Citation: Zhang, Q., & Chen, S. (2024). “Double standards in roadshows: The impact of investors’ dynamic gender-based bias on the financing performance of women entrepreneurs.” International Journal of Entrepreneurial Behavior & Research. Link
This new study adds another layer to this understanding: when investors have previously seen successful women-led businesses, their biases soften. In other words, exposure to high-performing women entrepreneurs can shift perceptions, making it less likely that future female founders will face the same degree of scepticism.
This “cohort effect” suggests that gender bias in funding isn’t set in stone – it evolves based on experience. That’s a crucial insight for founders, investors, and accelerator programmes alike. It means that increasing visibility for successful women-led startups doesn’t just help those individual businesses; it chips away at the broader bias in the ecosystem.
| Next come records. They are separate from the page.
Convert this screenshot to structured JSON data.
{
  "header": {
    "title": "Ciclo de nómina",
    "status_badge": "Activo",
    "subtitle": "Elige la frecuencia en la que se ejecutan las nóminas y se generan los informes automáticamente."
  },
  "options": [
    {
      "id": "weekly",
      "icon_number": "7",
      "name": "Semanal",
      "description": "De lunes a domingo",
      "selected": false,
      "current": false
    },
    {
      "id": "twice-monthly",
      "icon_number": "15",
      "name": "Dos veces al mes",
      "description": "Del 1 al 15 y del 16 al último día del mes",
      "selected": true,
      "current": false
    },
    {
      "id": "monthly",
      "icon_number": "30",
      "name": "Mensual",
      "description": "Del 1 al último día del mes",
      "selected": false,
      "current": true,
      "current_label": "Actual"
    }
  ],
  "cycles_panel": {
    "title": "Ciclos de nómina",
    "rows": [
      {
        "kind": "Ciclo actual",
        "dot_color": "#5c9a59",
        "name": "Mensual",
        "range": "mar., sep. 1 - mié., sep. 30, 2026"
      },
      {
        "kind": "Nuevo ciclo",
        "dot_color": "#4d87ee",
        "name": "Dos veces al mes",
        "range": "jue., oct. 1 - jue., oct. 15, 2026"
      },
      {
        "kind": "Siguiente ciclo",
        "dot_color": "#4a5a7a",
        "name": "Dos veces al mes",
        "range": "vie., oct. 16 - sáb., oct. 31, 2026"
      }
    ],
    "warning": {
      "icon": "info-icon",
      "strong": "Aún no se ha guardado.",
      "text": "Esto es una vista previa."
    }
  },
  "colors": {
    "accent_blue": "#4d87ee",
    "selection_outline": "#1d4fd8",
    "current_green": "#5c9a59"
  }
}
So what can be done? First, accelerators and investors need to acknowledge that bias isn’t just about outright discrimination – it’s often unconscious, embedded in the decision-making process. Standardising evaluation criteria, ensuring investors receive training on bias, and actively backing more women-led businesses can all help. For women entrepreneurs, this study reinforces the importance of strategic investor selection. Backers who have successfully funded women-led businesses before may be more open to doing so again, making investor history a key factor in fundraising strategy.
More broadly, this research highlights a collective responsibility. Each successful women-led business isn’t just a win for that founder – it helps pave the way for others. As more women secure funding and thrive, the biases holding them back can begin to shift, creating a more level playing field in the long run and making sure that the best ideas, no matter who pitches them, get the chance to succeed.